Unique TGF-ß signaling pathway in African Americans with fibrotic sarcoidosis

Document Type

Conference Proceeding

Publication Date


Publication Title

Genetic Epidemiology


Sarcoidosis is a systemic inflammatory disease characterized by the formation of non-caseating granulomas in any number of organs, but with pulmonary manifestation in most patients. Progressive pulmonary disease (PPD), likely including pulmonary fibrosis (PF), leads to worse clinical outcomes and prognosis. Previous genome-wide association studies of PPD in sarcoidosis patients of European ancestry (EA) identified multiple associations with genes in the TGF-ß signaling pathway, specifically TGFß1, TGFß2, TGFß3, GREM1, and ANXA11. This is important as TGF-ß is widely accepted as a master regulator of fibrosis. The involvement of TGF-ß signaling has not previously been investigated in patients of African Ancestry (AA) nor has it been investigated beyond variant association. In this study we aimed to identify genetic and genomic factors influencing fibrotic disease in a cohort of AA patients with PF compared to non-fibrotic sarcoidosis patients using whole genome sequencing and cell-type specific expression data.

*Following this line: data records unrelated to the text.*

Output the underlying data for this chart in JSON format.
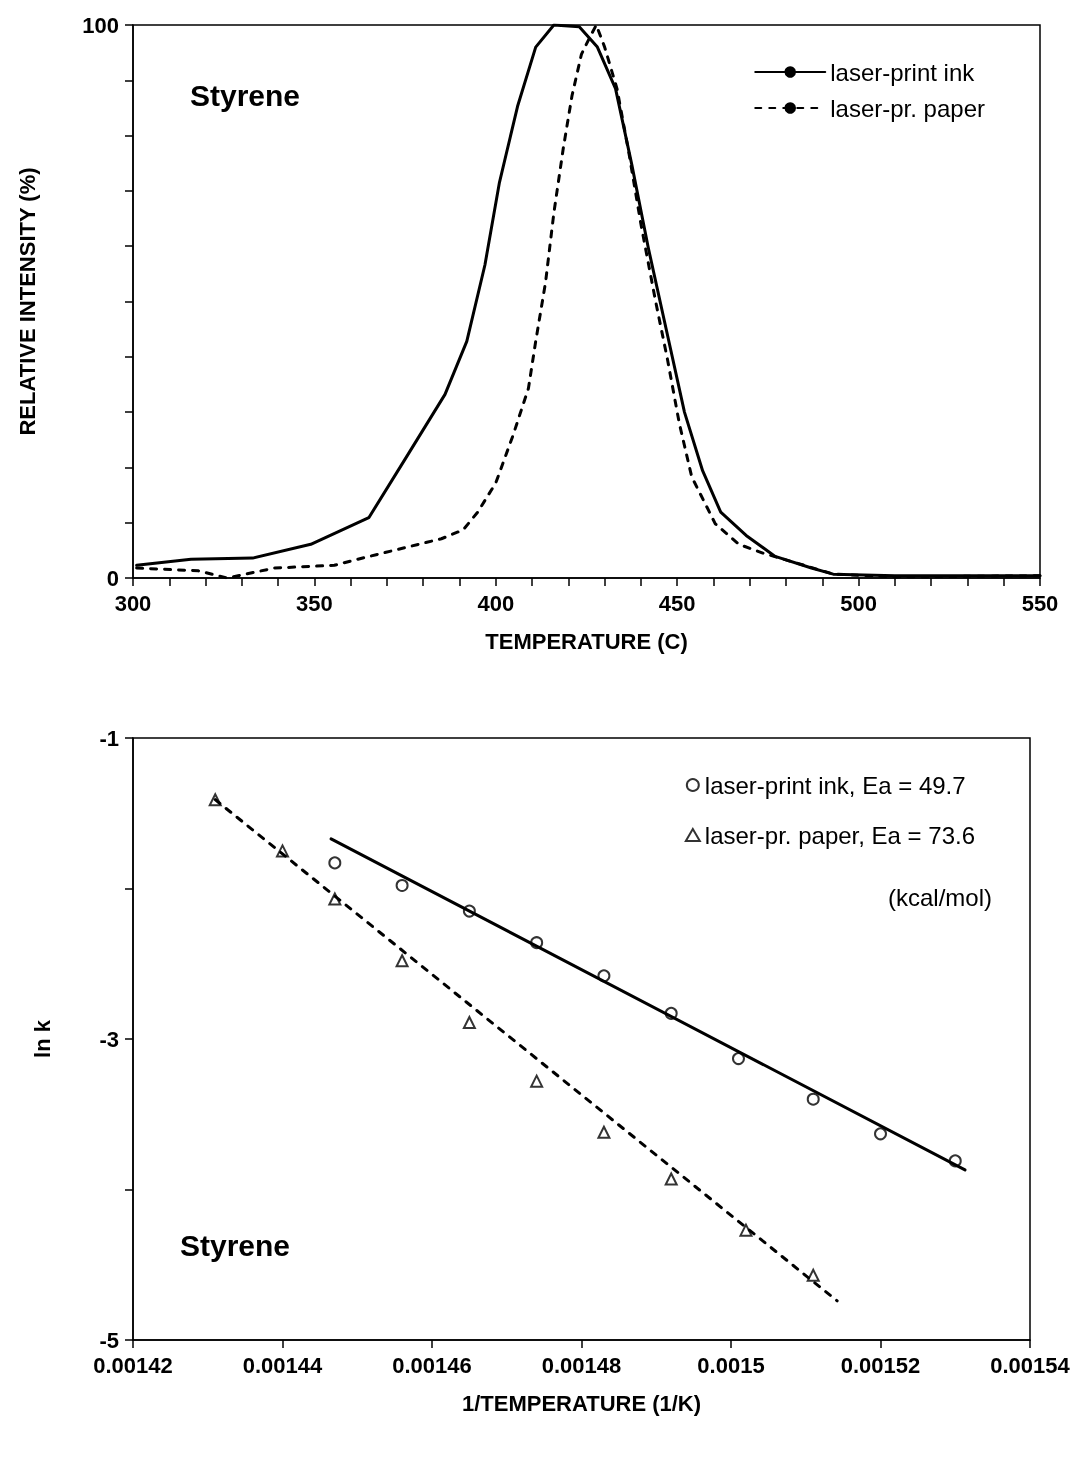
{
  "chart_data": [
    {
      "type": "line",
      "xlabel": "TEMPERATURE (C)",
      "ylabel": "RELATIVE INTENSITY (%)",
      "annotations": [
        "Styrene"
      ],
      "xlim": [
        300,
        550
      ],
      "xticks": [
        300,
        {
          "value": 310,
          "label": null
        },
        {
          "value": 320,
          "label": null
        },
        {
          "value": 330,
          "label": null
        },
        {
          "value": 340,
          "label": null
        },
        350,
        {
          "value": 360,
          "label": null
        },
        {
          "value": 370,
          "label": null
        },
        {
          "value": 380,
          "label": null
        },
        {
          "value": 390,
          "label": null
        },
        400,
        {
          "value": 410,
          "label": null
        },
        {
          "value": 420,
          "label": null
        },
        {
          "value": 430,
          "label": null
        },
        {
          "value": 440,
          "label": null
        },
        450,
        {
          "value": 460,
          "label": null
        },
        {
          "value": 470,
          "label": null
        },
        {
          "value": 480,
          "label": null
        },
        {
          "value": 490,
          "label": null
        },
        500,
        {
          "value": 510,
          "label": null
        },
        {
          "value": 520,
          "label": null
        },
        {
          "value": 530,
          "label": null
        },
        {
          "value": 540,
          "label": null
        },
        550
      ],
      "ylim": [
        0,
        100
      ],
      "yticks": [
        0,
        {
          "value": 10,
          "label": null
        },
        {
          "value": 20,
          "label": null
        },
        {
          "value": 30,
          "label": null
        },
        {
          "value": 40,
          "label": null
        },
        {
          "value": 50,
          "label": null
        },
        {
          "value": 60,
          "label": null
        },
        {
          "value": 70,
          "label": null
        },
        {
          "value": 80,
          "label": null
        },
        {
          "value": 90,
          "label": null
        },
        100
      ],
      "legend": "top right",
      "marker": "none",
      "series": [
        {
          "name": "laser-print ink",
          "color": "#000000",
          "line_style": "solid",
          "x": [
            301,
            316,
            333,
            349,
            365,
            375,
            386,
            392,
            397,
            401,
            406,
            411,
            416,
            423,
            428,
            433,
            437.5,
            442,
            447,
            452,
            457,
            462,
            469,
            477,
            487,
            493,
            510,
            550
          ],
          "values": [
            2.3,
            3.4,
            3.6,
            6.1,
            10.9,
            21.5,
            33.2,
            42.8,
            56.6,
            71.5,
            85.3,
            96,
            100,
            99.7,
            96,
            88.5,
            74.7,
            59.8,
            44.9,
            30,
            19.4,
            11.9,
            7.7,
            3.9,
            1.8,
            0.7,
            0.4,
            0.4
          ]
        },
        {
          "name": "laser-pr. paper",
          "color": "#000000",
          "line_style": "dashed",
          "x": [
            301,
            318,
            326,
            339,
            355.5,
            362,
            375,
            385,
            391,
            395,
            400,
            404.7,
            409,
            411,
            413.7,
            416,
            418.6,
            421,
            423.6,
            426,
            427.7,
            430,
            433.4,
            436.7,
            440,
            444,
            447.3,
            450.6,
            454,
            460.5,
            467,
            473.6,
            485,
            493,
            510,
            550
          ],
          "values": [
            1.8,
            1.3,
            0,
            1.8,
            2.3,
            3.4,
            5.5,
            7.1,
            8.7,
            11.9,
            17.2,
            25.7,
            34.3,
            42.8,
            53.4,
            66,
            77.7,
            87.2,
            94.7,
            97.9,
            100,
            96,
            88.5,
            76.8,
            64,
            50.2,
            39.6,
            27.9,
            18.3,
            9.8,
            6.1,
            4.5,
            2.3,
            0.7,
            0.2,
            0.4
          ]
        }
      ]
    },
    {
      "type": "scatter",
      "xlabel": "1/TEMPERATURE (1/K)",
      "ylabel": "ln k",
      "annotations": [
        "(kcal/mol)",
        "Styrene"
      ],
      "xlim": [
        0.00142,
        0.00154
      ],
      "xticks": [
        0.00142,
        0.00144,
        0.00146,
        0.00148,
        0.0015,
        0.00152,
        0.00154
      ],
      "ylim": [
        -5,
        -1
      ],
      "yticks": [
        -5,
        {
          "value": -4,
          "label": null
        },
        -3,
        {
          "value": -2,
          "label": null
        },
        -1
      ],
      "legend": "top right",
      "series": [
        {
          "name": "laser-print ink, Ea = 49.7",
          "color": "#000000",
          "marker": "circle",
          "x": [
            0.001447,
            0.001456,
            0.001465,
            0.001474,
            0.001483,
            0.001492,
            0.001501,
            0.001511,
            0.00152,
            0.00153
          ],
          "values": [
            -1.83,
            -1.98,
            -2.15,
            -2.36,
            -2.58,
            -2.83,
            -3.13,
            -3.4,
            -3.63,
            -3.81
          ]
        },
        {
          "name": "laser-pr. paper, Ea = 73.6",
          "color": "#000000",
          "marker": "triangle",
          "x": [
            0.001431,
            0.00144,
            0.001447,
            0.001456,
            0.001465,
            0.001474,
            0.001483,
            0.001492,
            0.001502,
            0.001511
          ],
          "values": [
            -1.41,
            -1.75,
            -2.07,
            -2.48,
            -2.89,
            -3.28,
            -3.62,
            -3.93,
            -4.27,
            -4.57
          ]
        },
        {
          "type": "line",
          "color": "#000000",
          "line_style": "solid",
          "marker": "none",
          "x": [
            0.0014465,
            0.0015313
          ],
          "values": [
            -1.67,
            -3.87
          ]
        },
        {
          "type": "line",
          "color": "#000000",
          "line_style": "dashed",
          "marker": "none",
          "x": [
            0.001431,
            0.0015142
          ],
          "values": [
            -1.41,
            -4.74
          ]
        }
      ]
    }
  ]
}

We identified suggestive associations between variants in the region of TGFß3 as well as other TGF-ß pathway genes PARS2, LTBP1, PVT1, SLC29A3, OTX2-AS1/EXOC5, and SPOP; all of which are primarily involved in TGF-ß signaling and fibrosis or play a regulatory role. Single-cell RNA sequencing data were obtained and cell-type specific expression quantitative trait loci (eQTL) are being identified to better understand the role risk variants play in the mechanism of fibrotic development. Our findings support both the role of TGF-ß signaling in the development of PF as well as differences in the dysregulation of TGF-ß signaling by ancestry.